The 74-year-old Court, who won a record 24 grand slam titles in a glittering career, came under fire again on Wednesday when she claimed tennis was "full of lesbians" in a radio interview, a week after expressing her opposition to same-sex marriage.
"It is now clear exactly who Court is: an amazing tennis player, and a racist and a homophobe," Navratilova wrote in an open letter published by Fairfax Media.
"Her vitriol is not just an opinion. She is actively trying to keep LGBT people from getting equal rights (note to Court: we are human beings, too). She is demonising trans kids and trans adults everywhere.
"And now, linking LGBT to Nazis, communists, the devil? This is not OK. This is in fact sick and it is dangerous. Kids will suffer more because of this continuous bashing and stigmatising of our LGBT community."
Czech-born American Navratilova said she had forgiven the Australian for calling her a bad role model in the 1990s "because I was a lesbian".

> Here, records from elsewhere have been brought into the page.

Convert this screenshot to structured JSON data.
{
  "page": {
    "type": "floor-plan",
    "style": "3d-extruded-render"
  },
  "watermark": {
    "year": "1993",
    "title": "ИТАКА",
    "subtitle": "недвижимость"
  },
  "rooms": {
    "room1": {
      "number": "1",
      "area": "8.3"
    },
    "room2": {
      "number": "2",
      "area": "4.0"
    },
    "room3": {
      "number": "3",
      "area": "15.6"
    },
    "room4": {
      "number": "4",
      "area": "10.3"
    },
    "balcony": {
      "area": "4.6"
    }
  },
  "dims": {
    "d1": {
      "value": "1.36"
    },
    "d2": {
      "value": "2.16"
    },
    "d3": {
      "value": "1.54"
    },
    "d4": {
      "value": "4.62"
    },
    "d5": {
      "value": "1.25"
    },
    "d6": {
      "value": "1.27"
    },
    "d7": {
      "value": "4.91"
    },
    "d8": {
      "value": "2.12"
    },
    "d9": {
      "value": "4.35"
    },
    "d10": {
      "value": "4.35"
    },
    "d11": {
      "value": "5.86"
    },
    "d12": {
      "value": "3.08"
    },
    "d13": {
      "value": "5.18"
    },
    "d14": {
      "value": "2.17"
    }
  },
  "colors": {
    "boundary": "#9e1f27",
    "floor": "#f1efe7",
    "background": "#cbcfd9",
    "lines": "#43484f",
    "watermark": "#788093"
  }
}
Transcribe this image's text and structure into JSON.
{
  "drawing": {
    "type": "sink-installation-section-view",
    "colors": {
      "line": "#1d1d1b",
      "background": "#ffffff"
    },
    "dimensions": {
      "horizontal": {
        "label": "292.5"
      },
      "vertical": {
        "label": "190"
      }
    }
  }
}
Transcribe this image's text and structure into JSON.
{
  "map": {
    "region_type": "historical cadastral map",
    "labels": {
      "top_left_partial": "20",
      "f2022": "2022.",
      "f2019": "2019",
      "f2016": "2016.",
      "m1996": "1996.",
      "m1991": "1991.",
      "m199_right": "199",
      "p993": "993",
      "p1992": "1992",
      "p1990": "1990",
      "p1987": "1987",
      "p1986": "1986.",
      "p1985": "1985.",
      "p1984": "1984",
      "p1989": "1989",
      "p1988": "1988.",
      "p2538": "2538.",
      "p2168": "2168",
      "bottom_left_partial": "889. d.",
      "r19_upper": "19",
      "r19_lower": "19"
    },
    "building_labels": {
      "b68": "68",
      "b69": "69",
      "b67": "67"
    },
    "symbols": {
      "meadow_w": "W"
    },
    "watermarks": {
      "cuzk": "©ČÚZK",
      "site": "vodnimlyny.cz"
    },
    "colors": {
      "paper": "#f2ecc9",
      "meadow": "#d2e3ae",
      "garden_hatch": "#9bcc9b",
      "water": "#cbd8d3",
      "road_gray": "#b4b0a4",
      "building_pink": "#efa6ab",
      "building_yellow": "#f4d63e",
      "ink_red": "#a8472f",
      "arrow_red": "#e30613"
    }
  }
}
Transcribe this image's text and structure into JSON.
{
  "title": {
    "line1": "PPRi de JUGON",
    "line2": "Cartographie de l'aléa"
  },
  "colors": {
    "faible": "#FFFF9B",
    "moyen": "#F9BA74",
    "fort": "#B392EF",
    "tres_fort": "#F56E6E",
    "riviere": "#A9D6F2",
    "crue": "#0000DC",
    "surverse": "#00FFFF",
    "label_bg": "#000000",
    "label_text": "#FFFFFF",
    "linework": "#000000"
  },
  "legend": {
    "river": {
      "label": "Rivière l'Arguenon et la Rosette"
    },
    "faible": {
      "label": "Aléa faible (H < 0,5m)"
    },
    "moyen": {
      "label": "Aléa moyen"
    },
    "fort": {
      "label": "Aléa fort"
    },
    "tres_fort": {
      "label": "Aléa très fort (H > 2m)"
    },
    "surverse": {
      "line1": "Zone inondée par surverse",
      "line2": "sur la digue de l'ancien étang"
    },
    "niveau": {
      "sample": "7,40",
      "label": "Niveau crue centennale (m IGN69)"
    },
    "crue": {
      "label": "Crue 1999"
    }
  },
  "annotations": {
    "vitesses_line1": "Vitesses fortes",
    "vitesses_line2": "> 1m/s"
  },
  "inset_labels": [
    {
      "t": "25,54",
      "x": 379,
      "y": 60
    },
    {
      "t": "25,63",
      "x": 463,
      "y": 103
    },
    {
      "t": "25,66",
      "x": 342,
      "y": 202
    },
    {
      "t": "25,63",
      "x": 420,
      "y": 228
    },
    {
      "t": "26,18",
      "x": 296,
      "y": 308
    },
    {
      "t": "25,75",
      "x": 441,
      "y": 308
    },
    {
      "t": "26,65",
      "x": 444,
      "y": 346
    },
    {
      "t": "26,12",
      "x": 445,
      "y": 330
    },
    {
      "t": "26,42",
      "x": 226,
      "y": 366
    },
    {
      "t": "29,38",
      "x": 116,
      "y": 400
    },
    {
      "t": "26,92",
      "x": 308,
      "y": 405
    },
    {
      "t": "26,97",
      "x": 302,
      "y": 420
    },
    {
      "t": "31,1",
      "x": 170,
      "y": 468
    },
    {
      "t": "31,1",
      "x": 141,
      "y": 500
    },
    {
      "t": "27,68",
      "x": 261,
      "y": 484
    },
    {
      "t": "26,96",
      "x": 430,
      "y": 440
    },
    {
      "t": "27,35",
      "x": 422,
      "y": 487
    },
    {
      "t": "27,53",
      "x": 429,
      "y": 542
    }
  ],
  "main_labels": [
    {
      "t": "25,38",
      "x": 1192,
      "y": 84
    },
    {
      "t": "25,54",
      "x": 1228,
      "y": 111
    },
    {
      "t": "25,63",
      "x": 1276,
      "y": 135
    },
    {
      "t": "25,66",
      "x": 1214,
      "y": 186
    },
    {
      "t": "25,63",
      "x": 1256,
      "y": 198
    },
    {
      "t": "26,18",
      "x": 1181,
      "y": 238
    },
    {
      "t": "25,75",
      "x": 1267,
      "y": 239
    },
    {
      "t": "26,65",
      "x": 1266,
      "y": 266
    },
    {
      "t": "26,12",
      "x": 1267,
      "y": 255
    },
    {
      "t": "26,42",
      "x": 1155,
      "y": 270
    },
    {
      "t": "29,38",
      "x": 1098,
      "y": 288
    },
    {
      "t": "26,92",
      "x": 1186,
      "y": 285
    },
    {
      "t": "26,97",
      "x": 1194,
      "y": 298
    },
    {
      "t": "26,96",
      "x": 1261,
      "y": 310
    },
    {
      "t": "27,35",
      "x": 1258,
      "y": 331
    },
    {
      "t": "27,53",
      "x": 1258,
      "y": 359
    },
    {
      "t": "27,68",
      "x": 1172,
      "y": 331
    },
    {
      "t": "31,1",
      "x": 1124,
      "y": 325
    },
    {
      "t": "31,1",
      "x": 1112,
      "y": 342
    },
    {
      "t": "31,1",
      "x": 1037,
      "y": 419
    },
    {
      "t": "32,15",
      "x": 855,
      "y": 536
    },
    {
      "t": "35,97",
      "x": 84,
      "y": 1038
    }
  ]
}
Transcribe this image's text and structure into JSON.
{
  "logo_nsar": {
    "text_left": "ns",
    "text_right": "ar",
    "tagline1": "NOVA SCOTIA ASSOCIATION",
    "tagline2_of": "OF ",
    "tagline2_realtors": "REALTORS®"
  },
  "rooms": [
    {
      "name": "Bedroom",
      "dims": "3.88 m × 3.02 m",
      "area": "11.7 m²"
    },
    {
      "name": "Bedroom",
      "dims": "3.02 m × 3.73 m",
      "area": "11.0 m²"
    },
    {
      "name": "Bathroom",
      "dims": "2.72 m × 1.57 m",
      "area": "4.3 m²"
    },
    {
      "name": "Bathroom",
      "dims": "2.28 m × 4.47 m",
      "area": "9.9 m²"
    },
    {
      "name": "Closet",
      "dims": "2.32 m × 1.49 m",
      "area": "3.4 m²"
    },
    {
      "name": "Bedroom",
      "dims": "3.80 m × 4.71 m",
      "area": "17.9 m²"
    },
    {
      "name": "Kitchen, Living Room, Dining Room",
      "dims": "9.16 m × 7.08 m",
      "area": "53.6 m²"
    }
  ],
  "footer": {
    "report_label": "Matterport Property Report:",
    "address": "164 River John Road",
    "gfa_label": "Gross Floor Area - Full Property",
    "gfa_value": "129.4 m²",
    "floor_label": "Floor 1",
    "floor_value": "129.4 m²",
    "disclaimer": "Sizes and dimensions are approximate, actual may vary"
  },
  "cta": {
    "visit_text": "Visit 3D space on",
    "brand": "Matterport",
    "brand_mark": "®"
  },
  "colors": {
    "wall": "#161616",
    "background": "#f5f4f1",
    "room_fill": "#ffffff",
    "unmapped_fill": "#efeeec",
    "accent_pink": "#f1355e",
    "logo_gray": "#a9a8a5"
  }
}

"Now she is doubling down with her ridiculous comments about older women luring young girls on the tour to parties to turn them into lesbians. It's a good thing she didn't name anyone as I am pretty sure she would be sued for defamation."
Court's views triggered speculation that some players might refuse to play in the Melbourne Park arena that bears her name at next year's Australian Open.
"The platform people like Margaret Court use needs to be made smaller, not bigger," Navratilova said, addressing the arena itself, while adding that another Australian great should be recognised instead.
"Which is why I think it's time to change your name. And I think the Evonne Goolagong Arena has a great ring to it. Now there is a person we can all celebrate. On every level."